Well, she won't get run over by a bus in that outfit, I hear you say! Last Monday, Queen's Birthday holiday for us, we went to a local orchard we had seen advertised, to pick mandarins. So did at least 236,421 other carloads of people, which meant the first few hours were spent in a bumper-to-bumper traffic jam. We eventually managed to get into an orchard and it was fun picking bucketsful of fruit. One week on, we are all a slight mandarin colour.

Have been very busy practising the piano and tracking down ancestors these past weeks, and am very pleased with success in the latter department. I am concentrating on my paternal grandmother's siblings, and have found a great uncle - son of her youngest sister - his daughter, granddaughter and grandchildren. They are spread from Hawaii to NZ, and used to live in Alaska. I have also come across relatives from further back, one in Scotland and the other in an as yet unnamed foreign place but with a daughter living in Sydney.

I need to work out a way of organising all the papers I've printed from Ancestry.com, and get the hundreds of ancestors into some form I can handle.

I sent off a sample to have my DNA tested. So far, almost all ancestors are from England. What I'm hoping is that there will be some evidence of my Jewish grandfather, whose ancestors came from Poland (that's if I've got the right bloke).

I am not exaggerating when I say I find playing the piano EXTREMELY difficult, so am doing an online uni course on improving my ability to learn. Hope it works!

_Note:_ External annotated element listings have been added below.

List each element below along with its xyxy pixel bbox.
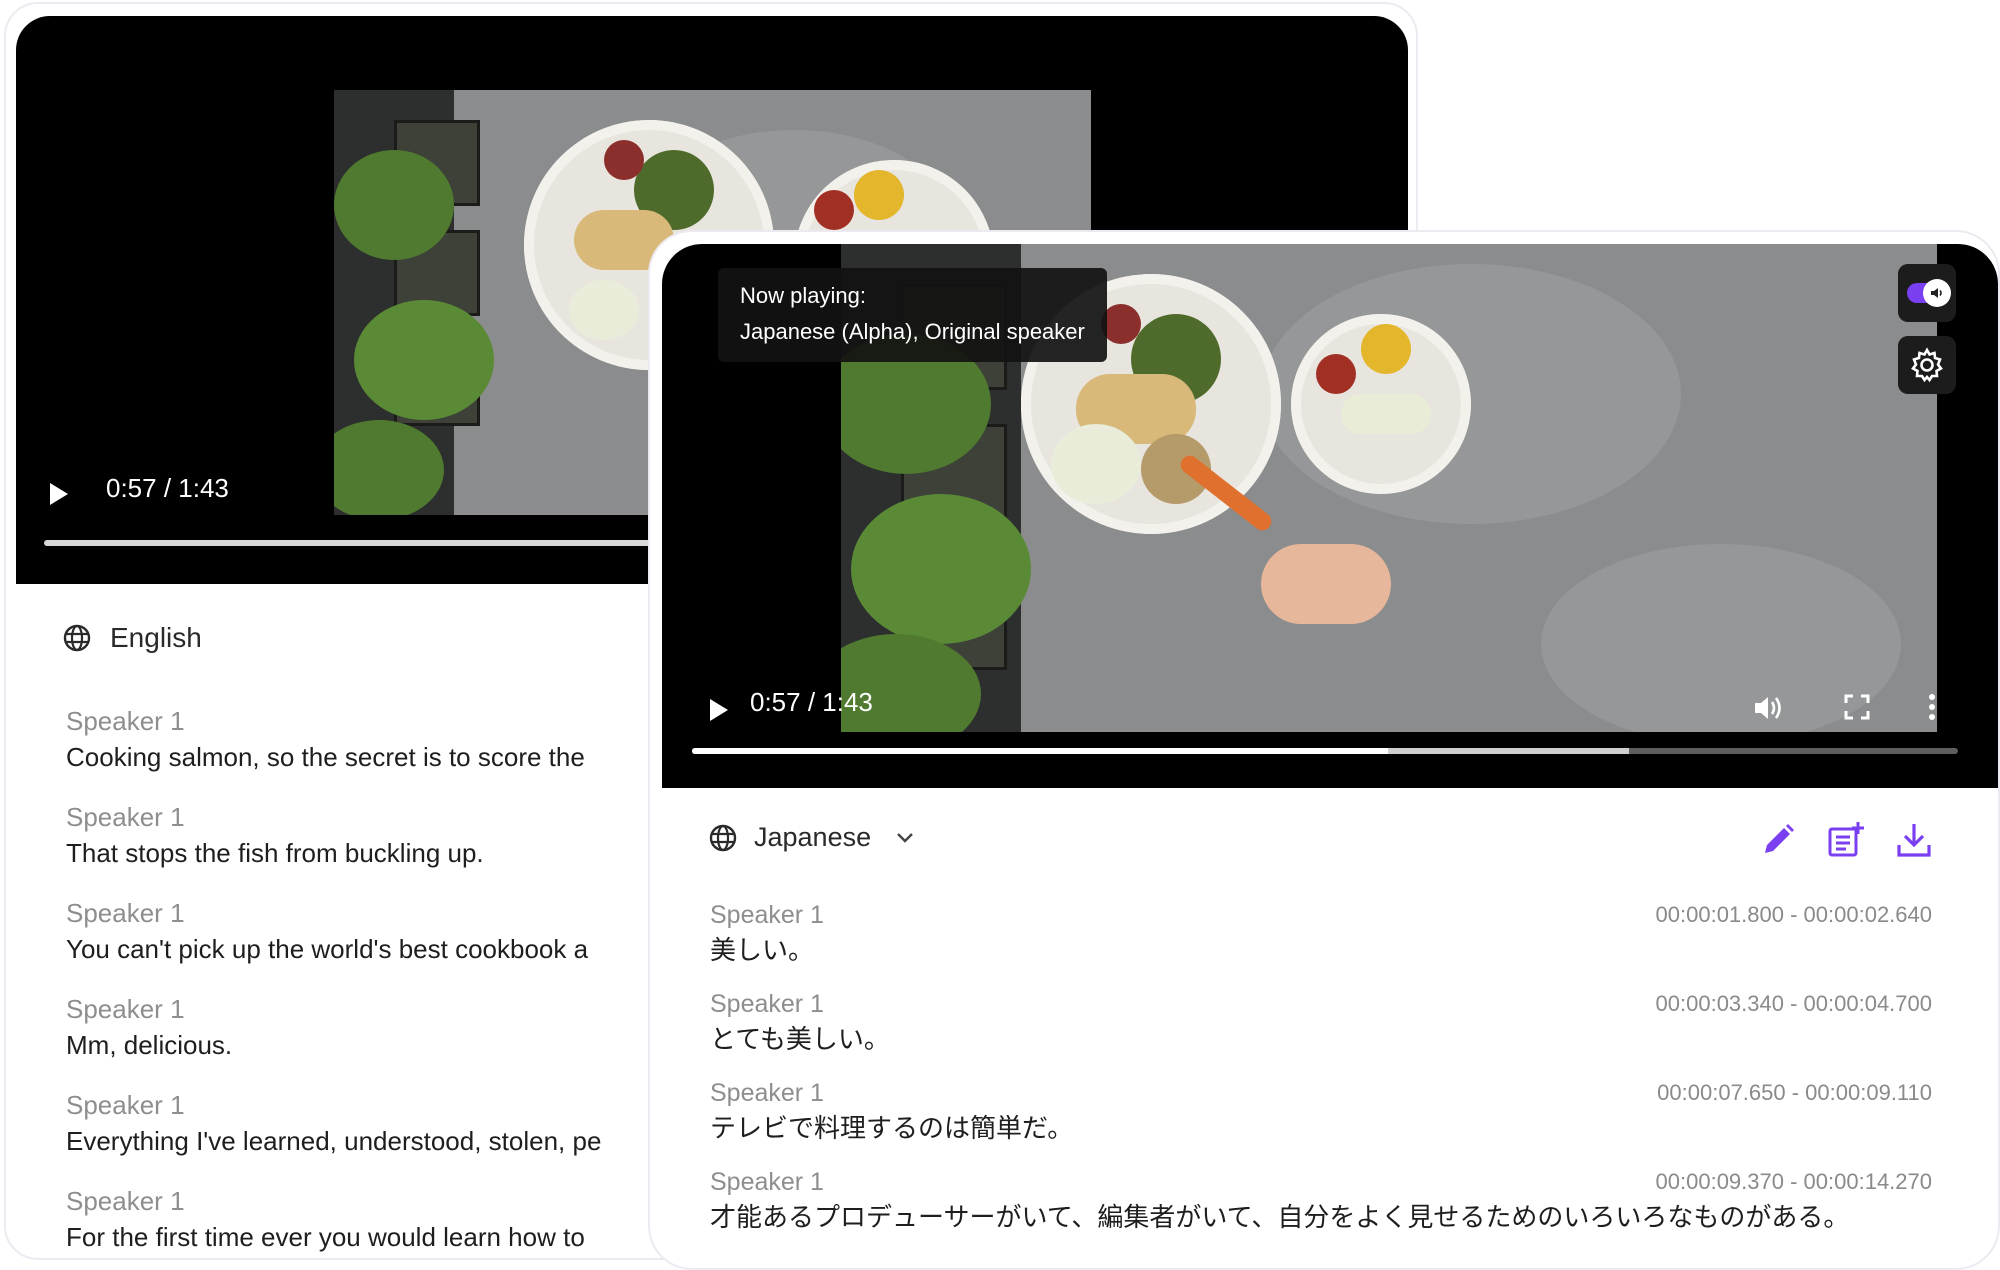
- globe-icon: [709, 824, 737, 851]
- speaker-label: Speaker 1: [66, 994, 185, 1024]
- gear-icon: [1911, 347, 1943, 383]
- edit-button[interactable]: [1758, 820, 1798, 860]
- speaker-label: Speaker 1: [66, 1186, 185, 1216]
- language-name: English: [110, 622, 202, 653]
- tooltip-track: Japanese (Alpha), Original speaker: [740, 319, 1085, 344]
- japanese-player-card: Now playing: Japanese (Alpha), Original …: [648, 230, 2000, 1270]
- japanese-transcript: Speaker 1 00:00:01.800 - 00:00:02.640 美し…: [710, 898, 1932, 1254]
- volume-icon[interactable]: [1752, 692, 1786, 724]
- transcript-entry[interactable]: Speaker 1 00:00:07.650 - 00:00:09.110 テレ…: [710, 1076, 1932, 1165]
- speaker-label: Speaker 1: [66, 898, 185, 928]
- transcript-entry[interactable]: Speaker 1 00:00:03.340 - 00:00:04.700 とて…: [710, 987, 1932, 1076]
- caption-text: 才能あるプロデューサーがいて、編集者がいて、自分をよく見せるためのいろいろなもの…: [710, 1203, 1850, 1233]
- transcript-entry[interactable]: Speaker 1 00:00:09.370 - 00:00:14.270 才能…: [710, 1165, 1932, 1254]
- language-selector[interactable]: Japanese: [708, 822, 915, 853]
- transcript-entry[interactable]: Speaker 1 00:00:01.800 - 00:00:02.640 美し…: [710, 898, 1932, 987]
- transcript-actions: [1758, 820, 1934, 860]
- english-transcript: Speaker 1 Cooking salmon, so the secret …: [66, 704, 746, 1258]
- play-icon[interactable]: [708, 698, 730, 722]
- transcript-entry[interactable]: Speaker 1 Mm, delicious.: [66, 992, 746, 1064]
- caption-text: Cooking salmon, so the secret is to scor…: [66, 742, 585, 772]
- caption-text: Mm, delicious.: [66, 1030, 233, 1060]
- toggle-switch[interactable]: [1907, 279, 1951, 307]
- caption-text: For the first time ever you would learn …: [66, 1222, 585, 1252]
- time-display: 0:57 / 1:43: [750, 687, 873, 717]
- caption-text: 美しい。: [710, 936, 815, 966]
- caption-text: You can't pick up the world's best cookb…: [66, 934, 589, 964]
- timestamp-range: 00:00:03.340 - 00:00:04.700: [1655, 991, 1932, 1016]
- play-icon[interactable]: [48, 482, 70, 506]
- language-label: English: [62, 622, 202, 654]
- fullscreen-icon[interactable]: [1842, 692, 1872, 722]
- add-note-icon: [1828, 822, 1864, 857]
- caption-text: Everything I've learned, understood, sto…: [66, 1126, 602, 1156]
- timestamp-range: 00:00:07.650 - 00:00:09.110: [1657, 1080, 1932, 1105]
- speaker-label: Speaker 1: [66, 706, 185, 736]
- caption-text: テレビで料理するのは簡単だ。: [710, 1114, 1074, 1144]
- add-note-button[interactable]: [1826, 820, 1866, 860]
- language-name: Japanese: [754, 822, 872, 852]
- download-button[interactable]: [1894, 820, 1934, 860]
- download-icon: [1897, 824, 1931, 857]
- transcript-entry[interactable]: Speaker 1 Cooking salmon, so the secret …: [66, 704, 746, 776]
- more-vertical-icon[interactable]: [1926, 692, 1938, 722]
- chevron-down-icon: [897, 832, 913, 843]
- progress-bar[interactable]: [692, 748, 1958, 754]
- tooltip-title: Now playing:: [740, 283, 866, 308]
- audio-track-toggle[interactable]: [1898, 264, 1956, 322]
- timestamp-range: 00:00:09.370 - 00:00:14.270: [1655, 1169, 1932, 1194]
- caption-text: とても美しい。: [710, 1025, 890, 1055]
- caption-text: That stops the fish from buckling up.: [66, 838, 484, 868]
- speaker-label: Speaker 1: [66, 802, 185, 832]
- toggle-knob: [1923, 279, 1951, 307]
- played-bar: [692, 748, 1389, 754]
- transcript-entry[interactable]: Speaker 1 Everything I've learned, under…: [66, 1088, 746, 1160]
- now-playing-tooltip: Now playing: Japanese (Alpha), Original …: [718, 268, 1107, 362]
- speaker-icon: [1931, 288, 1942, 298]
- globe-icon: [63, 624, 91, 652]
- speaker-label: Speaker 1: [66, 1090, 185, 1120]
- transcript-entry[interactable]: Speaker 1 For the first time ever you wo…: [66, 1184, 746, 1256]
- settings-button[interactable]: [1898, 336, 1956, 394]
- time-display: 0:57 / 1:43: [106, 473, 229, 503]
- transcript-entry[interactable]: Speaker 1 That stops the fish from buckl…: [66, 800, 746, 872]
- timestamp-range: 00:00:01.800 - 00:00:02.640: [1655, 902, 1932, 927]
- japanese-video-player[interactable]: Now playing: Japanese (Alpha), Original …: [662, 244, 1998, 788]
- transcript-entry[interactable]: Speaker 1 You can't pick up the world's …: [66, 896, 746, 968]
- pencil-icon: [1765, 824, 1794, 853]
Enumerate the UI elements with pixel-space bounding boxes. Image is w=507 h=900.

Interesting what you say about British and American Englishes, Winifred. I'm not surprised they are difficult to understand. When I went to Scotland I could barely understand a word, and had to keep on asking the locals to repeat what they'd just said. One thing I notice about listening to the BBC every night is that almost all the announcers speak very, very fast and I have great difficulty understanding them.

1 comment:

Winfix said...

Sorry to be a bit slow to comment but we are having a nightmare or two emptying the
attic and fighting with Georgina who falls upon everything as though it is the very thing she has wanted all her life - it is usually old though not in the valuable old but old as in junk! I have to make secret trips to the tip but she appears to have a sixth sense that some old toy or book that she hasn't seen for years has gone. I am convinced she will turn into one of those poor people who fill their homes with so much stuff there is no room for them. I love her dearly as you know and I really do think that the problem she and Max share about throwing anything away stems from losing their mummy so suddenly. She put them to bed and when the woke up the next day they did not have a mummy so everything has to be kept close to them and not
allowed to disappear. Time has healed them in many ways so time will eventually heal this I'm sure.